Leben von Guy Coquille 1523–1603 (≈ 1563)
Jurisconsult bezogen auf die Geschichte der Burg.
1811
Übertragung der Familie Montrichard
Übertragung der Familie Montrichard 1811 (≈ 1811)
Erwerb durch Familienallianz.
7 mai 1969
Erster Eintrag MH
Erster Eintrag MH 7 mai 1969 (≈ 1969)
Fassaden, Treppen, geschützte Holzarbeiten.
1966–1982
Restaurierung durch die Montrichards
Restaurierung durch die Montrichards 1966–1982 (≈ 1974)
Beschäftigung und dann Verkauf der Burg.
22 décembre 1988
Zweiter Eintrag MH
Zweiter Eintrag MH 22 décembre 1988 (≈ 1988)
Doves und Hydrauliksystem erhalten.
25 mai 2007
Dritter Eintrag MH
Dritter Eintrag MH 25 mai 2007 (≈ 2007)
Schutz von Abhängigkeiten und Häusern.
Aujourd'hui
Aujourd'hui
Aujourd'hui Aujourd'hui (≈ 2025)
Position de référence.
Kulturgüter
Fronten und Dächer; die Holzbalustertreppe; die beiden Räume mit Holzwerk im Erdgeschoss; die Reste der Wandmalereien des Raumes im ersten Stock (Box H23): Beschriftung bis 7. Mai 1969 - Die Moos; die drei dormanten Brücken; Haltebecken und ihr Ventilsystem (H 24, 25, 42); die Zaunwand; das Tor mit seinem Tor (cad. H 22, 24, 25, 41, 42)
Kennzahlen
Guy Coquille - Jurisconsult und Historiker
Große Figur des Nivernais mit dem Schloss verbunden.
Comte et comtesse Gabriel de Montrichard - Eigentümer (1966–1982)
Restaurierung vor dem Weiterverkauf der Domain.
Ursprung und Geschichte
Das Schloss von Romenay ist ein ehemaliges befestigtes Haus in Diens-Aubigny, im Departement Nièvre (Burgogne-Franche-Comté). Er ist zwischen dem 17. und 18. Jahrhundert erbaut und zeichnet sich durch sein komplexes Hydrauliksystem aus, bestehend aus vier rechteckigen Becken, die Moat und einen 100 Meter langen Kanal befördern. Im Osten bleiben Spuren eines französischen Gartens aus dem 18. Jahrhundert, gekennzeichnet durch Holz und Obstbäume. Der Standort dominiert das Andarge Valley und bietet eine Landschaftsperspektive, die durch seinen großen Kanal und eine Nymphe im Süden strukturiert ist.

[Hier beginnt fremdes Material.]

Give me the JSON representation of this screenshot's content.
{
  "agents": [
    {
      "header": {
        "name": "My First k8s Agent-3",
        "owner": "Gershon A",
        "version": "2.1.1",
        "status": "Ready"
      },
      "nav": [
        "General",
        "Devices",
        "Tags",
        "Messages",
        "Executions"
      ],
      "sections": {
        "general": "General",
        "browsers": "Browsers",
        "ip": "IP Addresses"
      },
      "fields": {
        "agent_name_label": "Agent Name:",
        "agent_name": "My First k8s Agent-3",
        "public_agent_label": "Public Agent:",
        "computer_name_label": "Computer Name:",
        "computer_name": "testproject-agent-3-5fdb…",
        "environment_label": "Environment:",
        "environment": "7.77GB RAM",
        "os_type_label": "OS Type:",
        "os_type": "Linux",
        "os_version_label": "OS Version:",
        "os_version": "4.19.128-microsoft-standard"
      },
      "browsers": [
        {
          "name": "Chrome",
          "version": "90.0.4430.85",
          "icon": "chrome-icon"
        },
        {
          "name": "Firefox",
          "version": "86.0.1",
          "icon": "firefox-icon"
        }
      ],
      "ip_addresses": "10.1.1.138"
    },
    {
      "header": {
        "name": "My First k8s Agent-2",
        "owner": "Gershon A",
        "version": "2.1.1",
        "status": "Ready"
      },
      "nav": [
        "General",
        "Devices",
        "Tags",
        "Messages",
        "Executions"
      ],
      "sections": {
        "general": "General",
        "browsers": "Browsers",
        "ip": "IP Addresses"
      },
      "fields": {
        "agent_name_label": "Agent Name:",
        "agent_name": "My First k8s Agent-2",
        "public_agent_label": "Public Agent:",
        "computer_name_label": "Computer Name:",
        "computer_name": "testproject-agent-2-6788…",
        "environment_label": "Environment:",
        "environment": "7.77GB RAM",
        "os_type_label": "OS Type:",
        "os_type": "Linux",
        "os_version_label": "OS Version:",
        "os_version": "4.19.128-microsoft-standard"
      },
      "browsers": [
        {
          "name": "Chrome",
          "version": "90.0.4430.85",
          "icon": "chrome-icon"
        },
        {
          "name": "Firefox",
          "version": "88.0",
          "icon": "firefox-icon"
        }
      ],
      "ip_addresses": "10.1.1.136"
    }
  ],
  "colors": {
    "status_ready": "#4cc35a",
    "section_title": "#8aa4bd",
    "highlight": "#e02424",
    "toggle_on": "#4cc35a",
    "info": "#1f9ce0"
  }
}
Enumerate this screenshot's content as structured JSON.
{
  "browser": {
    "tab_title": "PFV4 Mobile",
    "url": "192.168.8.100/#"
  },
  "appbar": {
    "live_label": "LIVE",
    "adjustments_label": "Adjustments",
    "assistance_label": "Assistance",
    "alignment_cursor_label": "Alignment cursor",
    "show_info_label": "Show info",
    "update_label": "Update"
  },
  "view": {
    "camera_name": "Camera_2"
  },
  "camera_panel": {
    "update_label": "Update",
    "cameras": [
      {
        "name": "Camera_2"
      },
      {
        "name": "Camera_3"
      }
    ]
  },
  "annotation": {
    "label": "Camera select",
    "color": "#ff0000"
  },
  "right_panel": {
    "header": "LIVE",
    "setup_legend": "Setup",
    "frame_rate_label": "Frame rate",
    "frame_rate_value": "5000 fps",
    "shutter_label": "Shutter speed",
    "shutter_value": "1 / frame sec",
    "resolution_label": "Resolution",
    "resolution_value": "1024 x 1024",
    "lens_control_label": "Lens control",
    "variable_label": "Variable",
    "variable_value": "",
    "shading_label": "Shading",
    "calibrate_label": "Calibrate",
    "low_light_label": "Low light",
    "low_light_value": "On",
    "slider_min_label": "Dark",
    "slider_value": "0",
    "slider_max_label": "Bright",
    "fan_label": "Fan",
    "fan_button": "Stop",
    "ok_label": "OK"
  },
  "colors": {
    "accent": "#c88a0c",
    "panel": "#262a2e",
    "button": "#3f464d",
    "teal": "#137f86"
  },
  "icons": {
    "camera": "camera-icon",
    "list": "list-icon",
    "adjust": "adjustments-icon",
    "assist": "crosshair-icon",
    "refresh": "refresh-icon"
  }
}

Die Geschichte des Schlosses ist eng mit Guy Coquille (1523–1603), einem Juriskonsult und Historiker von Nivernais verbunden, obwohl das Haus mehrmals nach seinem Tod die Hände veränderte, insbesondere durch Familienbündnisse. 1811 gehörte er zur Familie Montrichard, die sie bis zum 20. Jahrhundert bewahrte. Das Schloss wurde während der Revolution in den historischen Denkmälern 1969, 1988 und 2007 teilweise beschriftet und deckt seine Fassaden, Moos, Becken und Nebengebäude ab. 1966 ließ sich der Graf und die Gräfin Gabriel de Montrichard dort nieder, bevor er sie 1982 an Catherine und Joël Boutrolle verkaufte.
Die im siebzehnten und achtzehnten Jahrhundert erbauten Gemeinsamkeiten und Abhängigkeiten blieben ohne größere Veränderungen intakt. Zu den Schutzelementen gehören Innenholzarbeiten, Holzbalustertreppe, Wandmalereien im ersten Stock sowie das Ventilsystem und dormante Brücken. Das Schloss illustriert damit die architektonische und Landschaftsentwicklung einer seigneurischen Residenz, zwischen der ursprünglichen Verteidigungsfunktion und der Verschönerung der Aufklärung.